Chicken Caesar salad is a great favourite in our house. The croutons in particular appeal to the teens so they are a mandatory part of the dish but we all love anchovies as well. One of the great things about chicken ceasar salad is even though it’s pretty quick to make from scratch you can prepare the components the day before and assemble just before serving. Some of this is personal choice, we really like anchovies so will use a whole tin, other people may prefer just a taste.
Ingredients (serves 4)
- 4 Chicken breasts
- Cos/Romain or iceberg lettuce
- 4-6 chunky slices good quality white bread
- sea salt
- olive oil
- 50g tin anchovies
- Ceasar salad dressing (either home made or good commercial dressing)
- parmesan cheese
- Cook the chicken in a griddle pan.
Add a little olive oil to the pan turn heat up to high. Slice chicken to be about 6mm thick. Add chicken slices to pan when pan is hot. Cook one side until griddle lines form then turn over, again cook until griddle lines form then turn down to a lower heat until chicken is cooked through. Check if it’s cooked by poking the tip of a sharp knife into the thickest part; there should be no sign of pink and juices will run clear.
- Make the Croutons.
Heat oven to 200C/fan 180C/gas 6. Tear the bread into big, ragged croutons or, if you prefer, cut with a bread knife.
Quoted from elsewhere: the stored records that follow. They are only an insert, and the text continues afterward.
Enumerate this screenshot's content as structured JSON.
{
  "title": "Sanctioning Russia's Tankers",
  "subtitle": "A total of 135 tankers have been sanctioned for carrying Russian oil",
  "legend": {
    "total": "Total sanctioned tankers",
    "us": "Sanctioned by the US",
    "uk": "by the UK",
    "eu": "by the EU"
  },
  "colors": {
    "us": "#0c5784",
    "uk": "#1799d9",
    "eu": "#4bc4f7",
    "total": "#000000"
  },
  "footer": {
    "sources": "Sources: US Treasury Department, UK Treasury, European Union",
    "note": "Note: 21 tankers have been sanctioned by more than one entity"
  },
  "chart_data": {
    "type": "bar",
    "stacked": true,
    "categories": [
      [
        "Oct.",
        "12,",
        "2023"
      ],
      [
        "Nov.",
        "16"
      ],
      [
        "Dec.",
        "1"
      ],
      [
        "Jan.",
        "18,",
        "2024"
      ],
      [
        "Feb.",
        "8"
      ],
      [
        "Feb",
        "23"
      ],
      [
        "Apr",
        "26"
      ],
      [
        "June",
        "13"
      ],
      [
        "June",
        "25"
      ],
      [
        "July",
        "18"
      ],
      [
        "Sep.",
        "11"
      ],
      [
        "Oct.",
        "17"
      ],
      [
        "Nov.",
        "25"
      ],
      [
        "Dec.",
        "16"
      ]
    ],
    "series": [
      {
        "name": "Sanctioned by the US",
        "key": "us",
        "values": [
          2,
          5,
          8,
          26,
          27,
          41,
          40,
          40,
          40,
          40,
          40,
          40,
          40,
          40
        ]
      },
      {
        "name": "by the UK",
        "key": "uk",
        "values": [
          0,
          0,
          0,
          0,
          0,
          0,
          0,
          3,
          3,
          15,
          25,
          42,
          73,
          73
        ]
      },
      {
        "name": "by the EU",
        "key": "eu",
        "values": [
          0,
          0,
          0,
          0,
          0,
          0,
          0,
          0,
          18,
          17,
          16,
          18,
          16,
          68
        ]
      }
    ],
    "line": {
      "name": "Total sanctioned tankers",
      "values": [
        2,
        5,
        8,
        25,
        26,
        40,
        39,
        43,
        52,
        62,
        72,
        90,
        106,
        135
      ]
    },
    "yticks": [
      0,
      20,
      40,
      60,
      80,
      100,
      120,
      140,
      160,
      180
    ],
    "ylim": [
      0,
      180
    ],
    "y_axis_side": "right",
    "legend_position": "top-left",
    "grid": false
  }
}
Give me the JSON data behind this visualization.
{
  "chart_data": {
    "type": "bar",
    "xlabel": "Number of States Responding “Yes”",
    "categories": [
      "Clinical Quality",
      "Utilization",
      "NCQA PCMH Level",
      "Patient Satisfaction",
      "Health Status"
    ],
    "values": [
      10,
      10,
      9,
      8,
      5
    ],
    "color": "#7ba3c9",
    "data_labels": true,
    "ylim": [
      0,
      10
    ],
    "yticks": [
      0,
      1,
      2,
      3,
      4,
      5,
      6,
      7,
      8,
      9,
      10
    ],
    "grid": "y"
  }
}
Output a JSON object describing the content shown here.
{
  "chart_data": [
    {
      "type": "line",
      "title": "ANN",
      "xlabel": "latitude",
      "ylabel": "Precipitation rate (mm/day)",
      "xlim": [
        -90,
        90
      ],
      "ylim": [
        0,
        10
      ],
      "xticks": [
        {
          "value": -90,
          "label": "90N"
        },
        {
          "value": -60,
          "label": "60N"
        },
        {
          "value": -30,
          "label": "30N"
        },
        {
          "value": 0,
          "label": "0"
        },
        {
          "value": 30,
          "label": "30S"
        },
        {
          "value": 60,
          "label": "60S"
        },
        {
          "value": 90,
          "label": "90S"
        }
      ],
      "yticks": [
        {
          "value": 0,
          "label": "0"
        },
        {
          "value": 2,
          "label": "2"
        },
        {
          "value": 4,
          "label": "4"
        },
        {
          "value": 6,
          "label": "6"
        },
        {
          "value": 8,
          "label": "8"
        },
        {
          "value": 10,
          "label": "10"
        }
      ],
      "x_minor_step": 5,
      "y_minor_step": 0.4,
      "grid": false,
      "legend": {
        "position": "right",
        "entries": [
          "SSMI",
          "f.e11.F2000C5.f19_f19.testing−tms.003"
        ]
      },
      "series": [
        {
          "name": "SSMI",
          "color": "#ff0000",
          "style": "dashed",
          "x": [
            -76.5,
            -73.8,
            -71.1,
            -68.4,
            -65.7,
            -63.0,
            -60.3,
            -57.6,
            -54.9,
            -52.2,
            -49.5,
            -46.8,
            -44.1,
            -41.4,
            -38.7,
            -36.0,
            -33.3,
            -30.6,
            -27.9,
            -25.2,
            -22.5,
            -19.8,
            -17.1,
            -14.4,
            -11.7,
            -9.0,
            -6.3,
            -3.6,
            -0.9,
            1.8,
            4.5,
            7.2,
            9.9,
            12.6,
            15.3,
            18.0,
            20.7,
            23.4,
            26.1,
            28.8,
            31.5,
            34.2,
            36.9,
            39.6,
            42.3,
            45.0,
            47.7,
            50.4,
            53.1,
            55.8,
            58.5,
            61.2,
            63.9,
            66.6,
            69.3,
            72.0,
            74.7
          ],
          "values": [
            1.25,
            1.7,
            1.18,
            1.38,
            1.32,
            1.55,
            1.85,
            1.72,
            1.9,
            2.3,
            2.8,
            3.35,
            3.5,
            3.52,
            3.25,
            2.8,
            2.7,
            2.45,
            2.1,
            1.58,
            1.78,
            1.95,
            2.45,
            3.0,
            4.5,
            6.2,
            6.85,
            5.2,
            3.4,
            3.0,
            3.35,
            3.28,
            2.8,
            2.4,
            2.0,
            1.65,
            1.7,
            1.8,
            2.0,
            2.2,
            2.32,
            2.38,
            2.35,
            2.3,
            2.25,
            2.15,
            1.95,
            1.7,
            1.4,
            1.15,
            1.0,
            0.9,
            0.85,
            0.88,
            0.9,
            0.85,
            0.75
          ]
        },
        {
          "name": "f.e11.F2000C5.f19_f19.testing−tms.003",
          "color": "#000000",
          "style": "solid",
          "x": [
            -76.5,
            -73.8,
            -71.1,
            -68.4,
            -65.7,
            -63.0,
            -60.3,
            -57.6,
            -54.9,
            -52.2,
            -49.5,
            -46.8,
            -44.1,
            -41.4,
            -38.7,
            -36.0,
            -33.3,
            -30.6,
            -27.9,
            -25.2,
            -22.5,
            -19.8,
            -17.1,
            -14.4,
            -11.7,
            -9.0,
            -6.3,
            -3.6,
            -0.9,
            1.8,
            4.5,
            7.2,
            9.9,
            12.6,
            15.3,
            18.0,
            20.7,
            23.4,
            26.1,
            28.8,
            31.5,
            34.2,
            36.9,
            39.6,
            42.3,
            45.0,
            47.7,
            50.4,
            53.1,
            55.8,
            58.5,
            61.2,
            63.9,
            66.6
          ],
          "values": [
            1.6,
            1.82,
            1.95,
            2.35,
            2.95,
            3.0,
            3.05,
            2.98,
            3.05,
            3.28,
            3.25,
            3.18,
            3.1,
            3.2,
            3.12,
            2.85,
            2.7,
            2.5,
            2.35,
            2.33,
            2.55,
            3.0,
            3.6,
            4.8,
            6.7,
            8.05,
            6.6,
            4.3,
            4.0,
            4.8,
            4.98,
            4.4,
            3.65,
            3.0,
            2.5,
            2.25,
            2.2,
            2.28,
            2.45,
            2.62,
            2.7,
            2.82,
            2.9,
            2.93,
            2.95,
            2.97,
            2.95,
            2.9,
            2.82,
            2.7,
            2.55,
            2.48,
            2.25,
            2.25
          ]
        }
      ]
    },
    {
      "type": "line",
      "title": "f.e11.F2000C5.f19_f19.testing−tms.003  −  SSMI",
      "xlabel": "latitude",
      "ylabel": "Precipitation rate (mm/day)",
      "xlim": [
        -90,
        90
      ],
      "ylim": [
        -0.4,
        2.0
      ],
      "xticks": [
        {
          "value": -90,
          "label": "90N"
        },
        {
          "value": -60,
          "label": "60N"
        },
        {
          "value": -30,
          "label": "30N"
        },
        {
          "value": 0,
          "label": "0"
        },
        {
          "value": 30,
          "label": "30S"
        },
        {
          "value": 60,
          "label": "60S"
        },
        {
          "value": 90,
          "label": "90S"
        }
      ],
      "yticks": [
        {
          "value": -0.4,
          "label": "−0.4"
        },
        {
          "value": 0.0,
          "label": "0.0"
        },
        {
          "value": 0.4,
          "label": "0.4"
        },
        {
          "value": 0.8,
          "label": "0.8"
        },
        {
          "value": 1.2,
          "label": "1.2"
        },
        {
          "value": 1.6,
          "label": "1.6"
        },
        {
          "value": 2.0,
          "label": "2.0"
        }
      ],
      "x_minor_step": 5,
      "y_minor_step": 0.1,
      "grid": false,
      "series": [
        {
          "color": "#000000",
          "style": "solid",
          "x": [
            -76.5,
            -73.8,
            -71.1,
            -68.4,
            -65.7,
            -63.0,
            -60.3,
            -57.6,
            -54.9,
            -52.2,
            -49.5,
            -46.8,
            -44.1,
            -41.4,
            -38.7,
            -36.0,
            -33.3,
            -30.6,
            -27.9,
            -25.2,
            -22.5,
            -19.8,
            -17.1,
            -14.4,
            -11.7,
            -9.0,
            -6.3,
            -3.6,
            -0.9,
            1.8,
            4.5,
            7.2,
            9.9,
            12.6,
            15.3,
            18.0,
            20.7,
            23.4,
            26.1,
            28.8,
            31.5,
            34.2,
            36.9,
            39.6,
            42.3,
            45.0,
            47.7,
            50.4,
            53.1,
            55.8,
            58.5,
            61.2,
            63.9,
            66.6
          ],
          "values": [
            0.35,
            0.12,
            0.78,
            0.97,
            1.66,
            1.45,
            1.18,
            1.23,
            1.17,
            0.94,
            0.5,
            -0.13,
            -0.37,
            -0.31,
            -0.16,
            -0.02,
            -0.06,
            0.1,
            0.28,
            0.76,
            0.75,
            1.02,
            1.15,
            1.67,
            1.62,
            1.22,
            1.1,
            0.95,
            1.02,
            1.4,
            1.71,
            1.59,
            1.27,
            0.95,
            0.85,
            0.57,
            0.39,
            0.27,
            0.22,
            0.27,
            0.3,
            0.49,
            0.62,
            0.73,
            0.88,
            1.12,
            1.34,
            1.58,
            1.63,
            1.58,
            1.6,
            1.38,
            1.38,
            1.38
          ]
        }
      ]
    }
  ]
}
Spread over a large baking sheet or tray and sprinkle over 2 tbsp olive oil. Rub the oil into the bread and season with a little salt if you like (sea salt crystals are best for this). Bake for 8-10 mins, turning the croutons a few times during cooking so they brown evenly.
- Thinly slice parmesan
- Cut the lettuce into strips about 3-4cm wide, then wash a spin (size of lettuce is personal choice)
- Arrange lettuce either in one large bowl or on individual plates. Break up anchovies and place on top of lettuce, add dressing. Toss gently. Place chicken on top, add croutons and parmesan and serve.